For coparents after a divorce, the holidays can be an exciting time, but they also come with challenges. Notably, the holidays can throw off the standard custody schedule, so parents may need to work in advance to determine how they want to split child custody at this time.
There are many options to choose from. Exactly what is right for you and your family will depend on your situation, but it is important to know what types of alterations may be used. Below are three potential options.
Sharing the holidays
First and foremost, if you and your ex are on good terms, you may simply share the holidays. Just because you would normally have custody on that day does not necessarily mean your former spouse has to be excluded.
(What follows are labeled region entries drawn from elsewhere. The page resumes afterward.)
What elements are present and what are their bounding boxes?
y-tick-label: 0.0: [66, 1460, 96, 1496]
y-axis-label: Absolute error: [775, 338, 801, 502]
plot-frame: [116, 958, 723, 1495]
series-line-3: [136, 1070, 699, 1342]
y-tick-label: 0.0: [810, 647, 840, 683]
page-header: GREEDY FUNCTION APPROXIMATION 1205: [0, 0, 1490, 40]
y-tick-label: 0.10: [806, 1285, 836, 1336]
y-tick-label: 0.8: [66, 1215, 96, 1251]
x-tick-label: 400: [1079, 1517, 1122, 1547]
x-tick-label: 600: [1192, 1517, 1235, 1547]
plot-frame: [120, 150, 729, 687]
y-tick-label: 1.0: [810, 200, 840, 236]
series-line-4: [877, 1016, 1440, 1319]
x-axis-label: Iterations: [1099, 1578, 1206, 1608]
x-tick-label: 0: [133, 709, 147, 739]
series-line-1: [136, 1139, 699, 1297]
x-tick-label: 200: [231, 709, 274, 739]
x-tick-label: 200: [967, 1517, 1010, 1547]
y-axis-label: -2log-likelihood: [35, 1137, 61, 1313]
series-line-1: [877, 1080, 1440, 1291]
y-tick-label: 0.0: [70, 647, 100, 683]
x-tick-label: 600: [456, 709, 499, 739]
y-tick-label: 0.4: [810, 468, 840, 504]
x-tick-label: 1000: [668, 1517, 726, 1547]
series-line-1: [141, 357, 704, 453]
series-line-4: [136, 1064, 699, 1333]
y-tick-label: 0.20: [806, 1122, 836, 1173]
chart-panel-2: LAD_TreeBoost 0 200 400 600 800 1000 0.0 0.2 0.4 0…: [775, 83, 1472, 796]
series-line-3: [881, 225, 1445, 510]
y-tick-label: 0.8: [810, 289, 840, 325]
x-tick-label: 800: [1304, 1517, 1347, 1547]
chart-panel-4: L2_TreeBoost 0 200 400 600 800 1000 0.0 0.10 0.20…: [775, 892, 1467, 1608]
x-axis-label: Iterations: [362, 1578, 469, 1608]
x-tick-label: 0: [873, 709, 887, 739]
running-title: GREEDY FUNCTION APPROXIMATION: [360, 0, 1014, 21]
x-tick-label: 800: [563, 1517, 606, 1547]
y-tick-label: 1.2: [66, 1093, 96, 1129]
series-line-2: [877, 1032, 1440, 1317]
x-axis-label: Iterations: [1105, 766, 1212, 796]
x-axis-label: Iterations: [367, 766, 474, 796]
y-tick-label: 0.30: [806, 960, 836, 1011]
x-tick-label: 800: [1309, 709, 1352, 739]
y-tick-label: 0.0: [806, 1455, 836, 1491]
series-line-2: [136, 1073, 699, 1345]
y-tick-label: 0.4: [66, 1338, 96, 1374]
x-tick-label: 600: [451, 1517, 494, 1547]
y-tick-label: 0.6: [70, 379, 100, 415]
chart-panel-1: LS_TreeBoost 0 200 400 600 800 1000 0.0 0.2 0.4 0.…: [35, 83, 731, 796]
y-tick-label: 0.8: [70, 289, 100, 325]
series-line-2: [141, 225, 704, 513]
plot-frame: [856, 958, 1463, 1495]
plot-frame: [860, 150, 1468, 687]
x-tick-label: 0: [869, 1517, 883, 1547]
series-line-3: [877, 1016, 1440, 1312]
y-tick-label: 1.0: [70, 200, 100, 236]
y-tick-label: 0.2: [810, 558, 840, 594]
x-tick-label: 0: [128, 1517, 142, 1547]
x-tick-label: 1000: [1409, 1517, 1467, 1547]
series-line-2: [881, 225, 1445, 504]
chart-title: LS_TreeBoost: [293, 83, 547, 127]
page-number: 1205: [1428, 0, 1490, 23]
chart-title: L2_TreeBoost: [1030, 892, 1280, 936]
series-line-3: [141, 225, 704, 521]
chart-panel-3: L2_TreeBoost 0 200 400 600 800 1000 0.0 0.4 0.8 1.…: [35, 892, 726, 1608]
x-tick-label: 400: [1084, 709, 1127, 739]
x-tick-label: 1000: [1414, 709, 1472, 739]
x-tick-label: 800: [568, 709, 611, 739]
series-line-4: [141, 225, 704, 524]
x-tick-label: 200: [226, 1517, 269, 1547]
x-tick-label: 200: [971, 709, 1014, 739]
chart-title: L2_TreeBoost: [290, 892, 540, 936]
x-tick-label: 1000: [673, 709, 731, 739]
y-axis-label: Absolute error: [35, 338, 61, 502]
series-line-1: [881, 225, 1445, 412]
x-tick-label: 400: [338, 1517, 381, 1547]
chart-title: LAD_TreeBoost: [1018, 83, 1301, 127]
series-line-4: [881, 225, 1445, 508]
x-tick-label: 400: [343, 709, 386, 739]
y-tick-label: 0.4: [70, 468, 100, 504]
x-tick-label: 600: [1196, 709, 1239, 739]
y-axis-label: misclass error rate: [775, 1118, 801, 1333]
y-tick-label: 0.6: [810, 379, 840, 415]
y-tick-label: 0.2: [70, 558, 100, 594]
Some parents will have joint holiday celebrations with the children.
Splitting the holiday
If you do not want to celebrate together, but you do live close to one another, a second option is to split the day in half. For example, if you already have custody, your child spends the holiday morning with you and then goes to your ex’s house to spend time with them over the afternoon.
Alternating years
For parents who want more exclusive time with just their child, alternating years may be a viable solution. Christmas and Thanksgiving are two of the major holidays, for example, so your child could spend Thanksgiving with you this year and Christmas with your ex. Next year, they could spend Thanksgiving with your ex and come to your house for Christmas.
Again, everyone’s situation is unique, but be sure you understand all of your options and the legal steps you will need to take whenever you alter custody schedules.